Overview
I'm looking to analyse the difference between two characters as part of a password strength checking process.
I'll explain what I'm trying to achieve and why and would like to know if what I'm looking to do is formally defined and whether there are any recommended algorithms for achieving this.
What I'm looking to do
Across a whole string, I'm looking to compare the current character with the previous character and determine how different they are.
As this relates to password strength checking, the difference between one character and it's predecessor in a string might be defined as being how predictable character N is from knowing character N - 1. There might be a formal definition for this of which I'm not aware.
Example
A password of abc123
could be arguably less secure than azu590
. Both contain three letters followed by three numbers, however in the case of the former the sequence is more predictable.
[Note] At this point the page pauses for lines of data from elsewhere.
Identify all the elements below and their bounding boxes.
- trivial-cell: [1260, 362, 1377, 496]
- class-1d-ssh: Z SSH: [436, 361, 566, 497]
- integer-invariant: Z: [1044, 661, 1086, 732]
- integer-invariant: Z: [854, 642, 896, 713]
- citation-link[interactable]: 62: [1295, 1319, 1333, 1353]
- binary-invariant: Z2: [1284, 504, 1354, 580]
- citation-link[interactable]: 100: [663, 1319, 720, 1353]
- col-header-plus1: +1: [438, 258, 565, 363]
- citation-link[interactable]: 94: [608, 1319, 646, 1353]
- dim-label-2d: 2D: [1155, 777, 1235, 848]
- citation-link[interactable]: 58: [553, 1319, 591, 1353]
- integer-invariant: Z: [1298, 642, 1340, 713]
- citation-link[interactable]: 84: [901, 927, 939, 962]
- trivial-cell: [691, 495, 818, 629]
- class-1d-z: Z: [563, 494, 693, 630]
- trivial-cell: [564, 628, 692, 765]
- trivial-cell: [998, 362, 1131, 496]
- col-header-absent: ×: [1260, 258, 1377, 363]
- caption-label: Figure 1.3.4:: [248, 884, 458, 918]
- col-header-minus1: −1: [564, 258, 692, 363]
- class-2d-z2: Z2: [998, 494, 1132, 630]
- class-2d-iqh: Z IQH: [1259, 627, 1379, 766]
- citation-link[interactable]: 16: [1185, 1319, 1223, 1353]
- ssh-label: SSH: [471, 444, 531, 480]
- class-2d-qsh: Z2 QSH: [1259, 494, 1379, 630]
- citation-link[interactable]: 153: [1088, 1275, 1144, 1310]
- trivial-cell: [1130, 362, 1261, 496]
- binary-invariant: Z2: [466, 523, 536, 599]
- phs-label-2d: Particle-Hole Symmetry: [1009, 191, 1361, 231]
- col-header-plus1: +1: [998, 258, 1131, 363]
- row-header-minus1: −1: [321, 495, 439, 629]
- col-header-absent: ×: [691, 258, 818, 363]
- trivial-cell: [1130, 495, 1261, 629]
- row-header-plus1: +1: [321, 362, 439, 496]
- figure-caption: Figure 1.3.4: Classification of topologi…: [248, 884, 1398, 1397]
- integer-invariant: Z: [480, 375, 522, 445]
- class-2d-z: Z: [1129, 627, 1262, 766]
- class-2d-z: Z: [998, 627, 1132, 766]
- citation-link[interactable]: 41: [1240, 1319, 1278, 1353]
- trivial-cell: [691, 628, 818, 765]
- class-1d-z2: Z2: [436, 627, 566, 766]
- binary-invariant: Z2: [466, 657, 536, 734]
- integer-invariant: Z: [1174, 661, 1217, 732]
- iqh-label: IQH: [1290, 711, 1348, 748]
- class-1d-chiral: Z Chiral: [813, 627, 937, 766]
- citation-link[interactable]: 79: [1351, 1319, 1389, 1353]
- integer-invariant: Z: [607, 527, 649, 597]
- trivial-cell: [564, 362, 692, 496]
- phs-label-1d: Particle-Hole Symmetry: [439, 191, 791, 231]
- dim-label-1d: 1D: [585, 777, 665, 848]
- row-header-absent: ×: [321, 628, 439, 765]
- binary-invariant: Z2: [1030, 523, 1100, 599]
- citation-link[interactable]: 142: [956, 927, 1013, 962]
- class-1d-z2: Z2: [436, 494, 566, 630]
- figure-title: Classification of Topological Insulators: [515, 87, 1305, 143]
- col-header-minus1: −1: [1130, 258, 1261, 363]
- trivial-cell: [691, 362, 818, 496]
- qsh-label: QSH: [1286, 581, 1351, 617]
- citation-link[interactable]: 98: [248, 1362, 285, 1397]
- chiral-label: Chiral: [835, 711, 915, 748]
I'm assuming that a password guesser might try some obvious sequences such that abc123
would be tried much before azu590
.
Considering the decimal ASCII values for the characters in these strings, and given that b
is 1 different from a
and c
is 1 different again from b
, we could derive a simplistic difference calculation.
Ignoring cases where two consecutive characters are not in the same character class, we could say that abc123
has an overall character to character difference of 4 whereas azu590
has a similar difference of 25 + 5 + 4 + 9 = 43.
Does this exist?
This notion of character to character difference across a string might be defined, similar to the Levenshtein distance between two strings. I don't know if this concept is defined or what it might be called. Is it defined and if so what is it called?
My example approach to calculating the character to character difference across a string is a simple and obvious approach. It may be flawed, it may be ineffective. Are there any known algorithms for calculating this character to character difference effectively?